Au nom des Radicaux de gauche, Pascal Ferchaud est également opposé à l’union du Poitou-Charentes avec le Centre et le Limousin : « puisque qu’Aliénor a été mariée à un Plantagenêt après avoir épousé le roi de France, on pourrait demander notre rattachement à l’Angleterre » plaisante-t-il. Le découpage des régions ne correspond pas aux réalités du terrain : « elles doivent se calquer sur les bassins de vie en y ajoutant une dimension européenne. Leur nombre doit être de douze au maximum, en étudiant de près la répartition de compétences. Il y a de nombreux domaines auxquels il faut s’attaquer, ne serait-ce que la fiscalité locale, devenue illisible pour les citoyens ».

Lionel Quillet
Pour Lionel Quillet, conseiller général de l’Ile de Ré chargé des digues, il est grand temps de réagir face aux dispositions que veut prendre le gouvernement : « le déficit vient de l’Etat. Nous, les élus, on se fait avoir sur toute la ligne. On n’arrête pas d’entendre que nous coûtons cher et que le pays va mal. Les grandes réformes sont mal faites, il faut monter sur les barricades. Et j’ai envie de dire à tous ceux qui ont des problèmes de digues, eh bien débrouillez-vous tout seuls ». Une façon d’expliquer qu’il est des situations plus graves à gérer qu’une hyménée régionale. « Tu arbores une chemise rouge, à quand le bonnet ? » lance un collègue, provoquant les rires de l’assemblée.

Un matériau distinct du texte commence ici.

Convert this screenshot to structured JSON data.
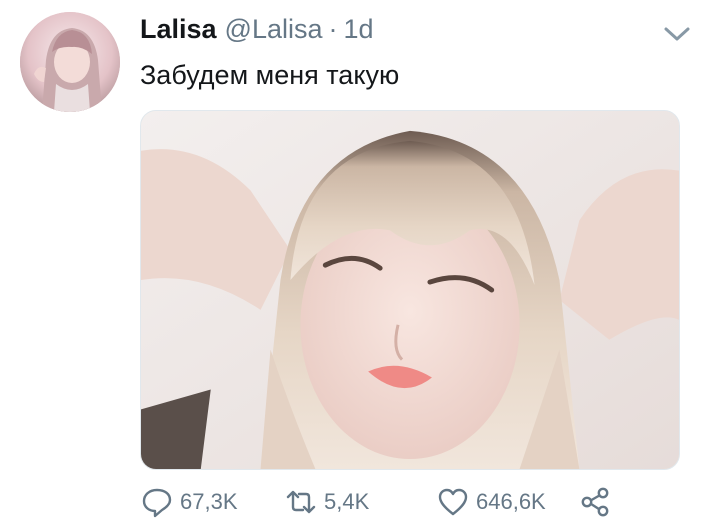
{
  "tweet": {
    "author": {
      "name": "Lalisa",
      "handle": "@Lalisa",
      "separator": "·",
      "time": "1d"
    },
    "text": "Забудем меня такую",
    "stats": {
      "replies": "67,3K",
      "retweets": "5,4K",
      "likes": "646,6K"
    }
  },
  "icons": {
    "menu": "chevron-down-icon",
    "reply": "reply-icon",
    "retweet": "retweet-icon",
    "like": "heart-icon",
    "share": "share-icon"
  },
  "colors": {
    "text": "#14171a",
    "secondary": "#657786",
    "border": "#e1e8ed"
  }
}
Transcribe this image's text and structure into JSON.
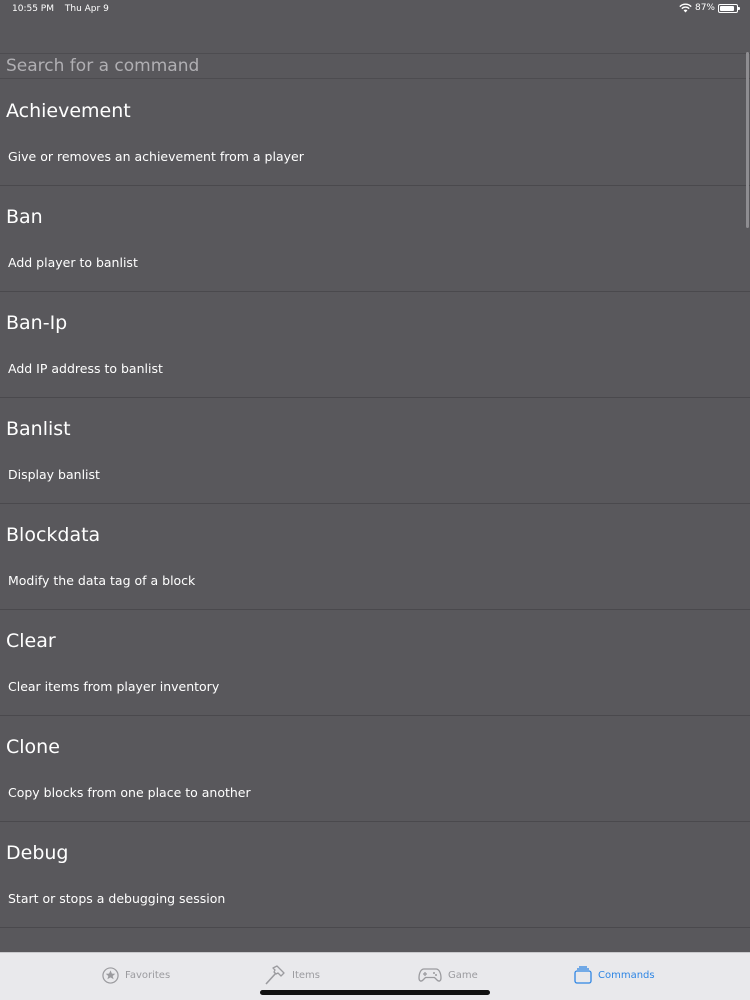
{
  "status_bar": {
    "time": "10:55 PM",
    "date": "Thu Apr 9",
    "battery_label": "87%",
    "battery_level": 0.87,
    "wifi_icon": "wifi-icon",
    "battery_icon": "battery-icon"
  },
  "search": {
    "placeholder": "Search for a command",
    "value": ""
  },
  "commands": [
    {
      "title": "Achievement",
      "description": "Give or removes an achievement from a player"
    },
    {
      "title": "Ban",
      "description": "Add player to banlist"
    },
    {
      "title": "Ban-Ip",
      "description": "Add IP address to banlist"
    },
    {
      "title": "Banlist",
      "description": "Display banlist"
    },
    {
      "title": "Blockdata",
      "description": "Modify the data tag of a block"
    },
    {
      "title": "Clear",
      "description": "Clear items from player inventory"
    },
    {
      "title": "Clone",
      "description": "Copy blocks from one place to another"
    },
    {
      "title": "Debug",
      "description": "Start or stops a debugging session"
    }
  ],
  "tab_bar": {
    "tabs": [
      {
        "label": "Favorites",
        "icon": "star-icon",
        "active": false
      },
      {
        "label": "Items",
        "icon": "hammer-icon",
        "active": false
      },
      {
        "label": "Game",
        "icon": "gamepad-icon",
        "active": false
      },
      {
        "label": "Commands",
        "icon": "commands-icon",
        "active": true
      }
    ]
  },
  "colors": {
    "background": "#59585c",
    "tab_bar_background": "#e9e9ec",
    "active_tab": "#2f86e4",
    "inactive_tab": "#9b9b9f"
  }
}
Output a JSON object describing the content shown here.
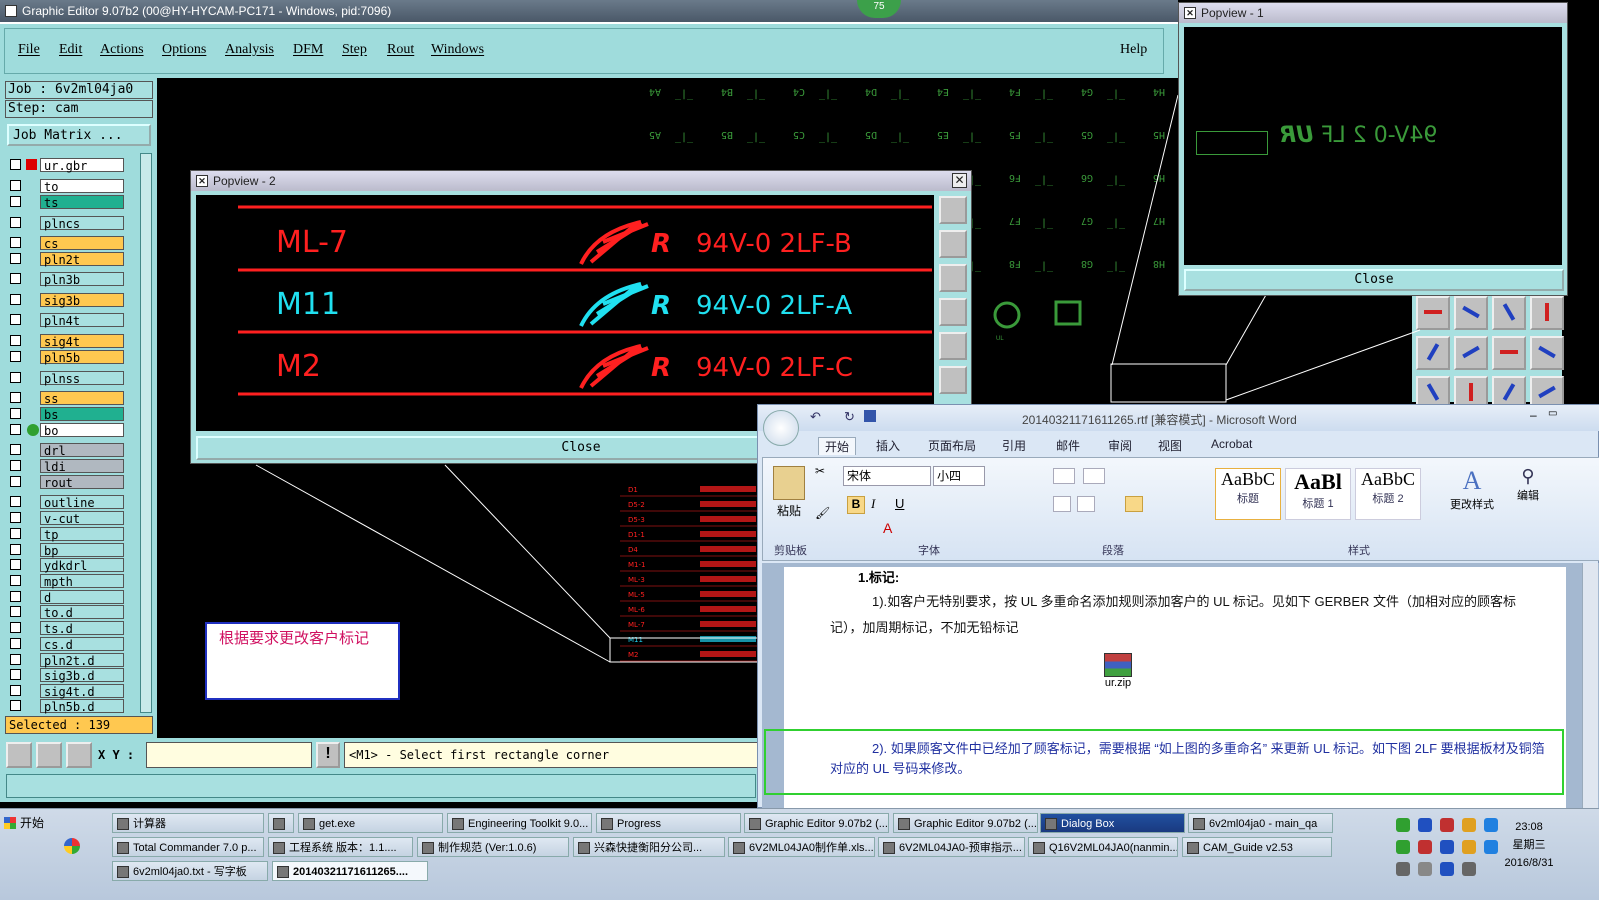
{
  "main_window": {
    "title": "Graphic Editor 9.07b2 (00@HY-HYCAM-PC171 - Windows, pid:7096)",
    "badge": "75",
    "menu": [
      "File",
      "Edit",
      "Actions",
      "Options",
      "Analysis",
      "DFM",
      "Step",
      "Rout",
      "Windows"
    ],
    "help": "Help"
  },
  "left_panel": {
    "job": "Job : 6v2ml04ja0",
    "step": "Step: cam",
    "job_matrix": "Job Matrix ...",
    "layers": [
      {
        "name": "ur.gbr",
        "color": "#ffffff"
      },
      {
        "name": "to",
        "color": "#ffffff"
      },
      {
        "name": "ts",
        "color": "#20b090"
      },
      {
        "name": "plncs",
        "color": "#a8e0e0"
      },
      {
        "name": "cs",
        "color": "#ffc850"
      },
      {
        "name": "pln2t",
        "color": "#ffc850"
      },
      {
        "name": "pln3b",
        "color": "#a8e0e0"
      },
      {
        "name": "sig3b",
        "color": "#ffc850"
      },
      {
        "name": "pln4t",
        "color": "#a8e0e0"
      },
      {
        "name": "sig4t",
        "color": "#ffc850"
      },
      {
        "name": "pln5b",
        "color": "#ffc850"
      },
      {
        "name": "plnss",
        "color": "#a8e0e0"
      },
      {
        "name": "ss",
        "color": "#ffc850"
      },
      {
        "name": "bs",
        "color": "#20b090"
      },
      {
        "name": "bo",
        "color": "#ffffff"
      },
      {
        "name": "drl",
        "color": "#b0b8c0"
      },
      {
        "name": "ldi",
        "color": "#b0b8c0"
      },
      {
        "name": "rout",
        "color": "#b0b8c0"
      },
      {
        "name": "outline",
        "color": "#a8e0e0"
      },
      {
        "name": "v-cut",
        "color": "#a8e0e0"
      },
      {
        "name": "tp",
        "color": "#a8e0e0"
      },
      {
        "name": "bp",
        "color": "#a8e0e0"
      },
      {
        "name": "ydkdrl",
        "color": "#a8e0e0"
      },
      {
        "name": "mpth",
        "color": "#a8e0e0"
      },
      {
        "name": "d",
        "color": "#a8e0e0"
      },
      {
        "name": "to.d",
        "color": "#a8e0e0"
      },
      {
        "name": "ts.d",
        "color": "#a8e0e0"
      },
      {
        "name": "cs.d",
        "color": "#a8e0e0"
      },
      {
        "name": "pln2t.d",
        "color": "#a8e0e0"
      },
      {
        "name": "sig3b.d",
        "color": "#a8e0e0"
      },
      {
        "name": "sig4t.d",
        "color": "#a8e0e0"
      },
      {
        "name": "pln5b.d",
        "color": "#a8e0e0"
      }
    ],
    "selected": "Selected : 139"
  },
  "status_bar": {
    "xy_label": "X Y :",
    "message": "<M1> - Select first rectangle corner"
  },
  "annotation_note": "根据要求更改客户标记",
  "popview2": {
    "title": "Popview - 2",
    "rows": [
      {
        "label": "ML-7",
        "marking": "94V-0 2LF-B",
        "color": "#ff2020"
      },
      {
        "label": "M11",
        "marking": "94V-0 2LF-A",
        "color": "#20e0f0"
      },
      {
        "label": "M2",
        "marking": "94V-0 2LF-C",
        "color": "#ff2020"
      }
    ],
    "close": "Close"
  },
  "popview1": {
    "title": "Popview - 1",
    "marking": "94V-0 2 LF",
    "close": "Close"
  },
  "word": {
    "title": "20140321171611265.rtf [兼容模式] - Microsoft Word",
    "tabs": [
      "开始",
      "插入",
      "页面布局",
      "引用",
      "邮件",
      "审阅",
      "视图",
      "Acrobat"
    ],
    "font_name": "宋体",
    "font_size": "小四",
    "paste": "粘贴",
    "groups": [
      "剪贴板",
      "字体",
      "段落",
      "样式"
    ],
    "styles": [
      {
        "preview": "AaBbC",
        "name": "标题"
      },
      {
        "preview": "AaBl",
        "name": "标题 1"
      },
      {
        "preview": "AaBbC",
        "name": "标题 2"
      }
    ],
    "change_style": "更改样式",
    "edit": "编辑",
    "heading": "1.标记:",
    "para1": "1).如客户无特别要求，按 UL 多重命名添加规则添加客户的 UL 标记。见如下 GERBER 文件（加相对应的顾客标记），加周期标记，不加无铅标记",
    "attachment": "ur.zip",
    "para2": "2). 如果顾客文件中已经加了顾客标记，需要根据 “如上图的多重命名” 来更新 UL 标记。如下图 2LF 要根据板材及铜箔对应的 UL 号码来修改。"
  },
  "taskbar": {
    "start": "开始",
    "row1": [
      "计算器",
      "",
      "get.exe",
      "Engineering Toolkit 9.0...",
      "Progress",
      "Graphic Editor 9.07b2 (...",
      "Graphic Editor 9.07b2 (...",
      "Dialog Box",
      "6v2ml04ja0 - main_qa"
    ],
    "row2": [
      "Total Commander 7.0 p...",
      "工程系统  版本：1.1....",
      "制作规范 (Ver:1.0.6)",
      "兴森快捷衡阳分公司...",
      "6V2ML04JA0制作单.xls...",
      "6V2ML04JA0-预审指示...",
      "Q16V2ML04JA0(nanmin...",
      "CAM_Guide v2.53"
    ],
    "row3": [
      "6v2ml04ja0.txt - 写字板",
      "20140321171611265...."
    ],
    "time": "23:08",
    "weekday": "星期三",
    "date": "2016/8/31"
  }
}
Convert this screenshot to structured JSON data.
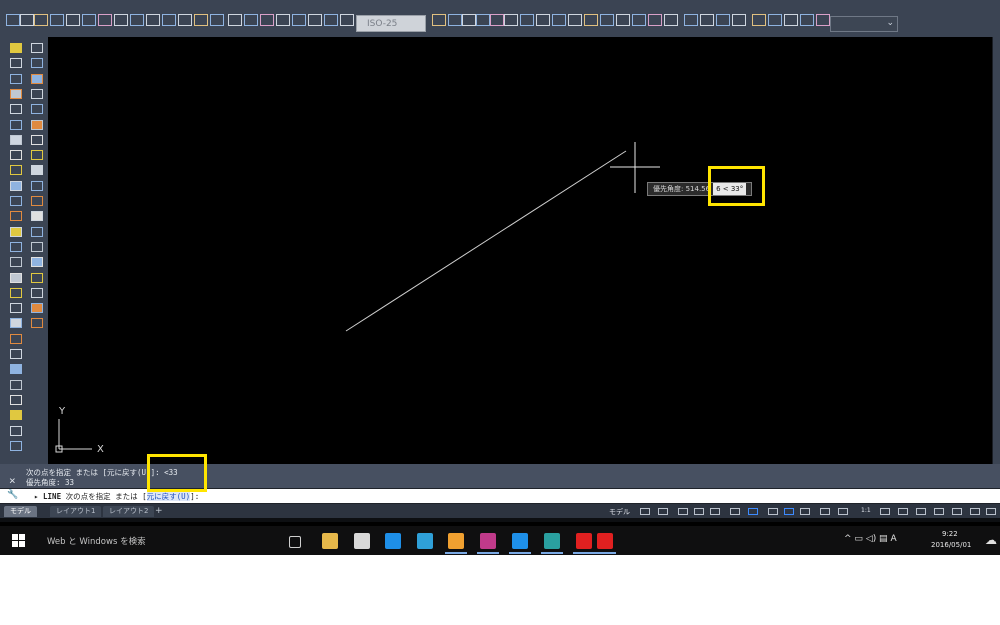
{
  "toolbar": {
    "dim_style_value": "ISO-25"
  },
  "canvas": {
    "ucs_x_label": "X",
    "ucs_y_label": "Y",
    "tooltip": {
      "prefix": "優先角度: 514.56",
      "input": "6 < 33°"
    }
  },
  "command_line": {
    "history": [
      "次の点を指定 または [元に戻す(U)]: <33",
      "優先角度: 33"
    ],
    "prompt_command": "LINE",
    "prompt_text": "次の点を指定 または [",
    "prompt_option": "元に戻す(U)",
    "prompt_suffix": "]:",
    "close_glyph": "×"
  },
  "layout_tabs": [
    {
      "label": "モデル",
      "active": true
    },
    {
      "label": "レイアウト1",
      "active": false
    },
    {
      "label": "レイアウト2",
      "active": false
    }
  ],
  "layout_add": "+",
  "status_bar": {
    "model_label": "モデル",
    "scale": "1:1"
  },
  "taskbar": {
    "search_placeholder": "Web と Windows を検索",
    "time": "9:22",
    "date": "2016/05/01",
    "ime": "A",
    "autocad_letter": "A"
  },
  "colors": {
    "highlight": "#ffe500",
    "ui_dark": "#3b4453",
    "canvas": "#000000"
  }
}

L’allocution de Bernard Lalande, conseiller général de Montendre, recentre le débat : « il y a un super club aujourd’hui, celui des : c’est pas nous. Mais l’Etat, c’est qui ? c’est nous aussi. La dette publique n’a pas cessé de croître. Il faut bien payer ce que l’on doit. Aujourd’hui, personne ne veut assumer et dans cet hémicycle, aucun d’entre vous n’a parlé de la victoire du Front national aux Européennes. Qui fait grossir ce parti ? Il est bon de regarder les choses objectivement ». Problème grave, en effet, que l’élu conclut par une note plus légère en invitant ses collègues au premier Site en Scène de la saison : le festival Free Music de Montendre aura lieu vendredi et samedi prochains dans la pinède montendraise.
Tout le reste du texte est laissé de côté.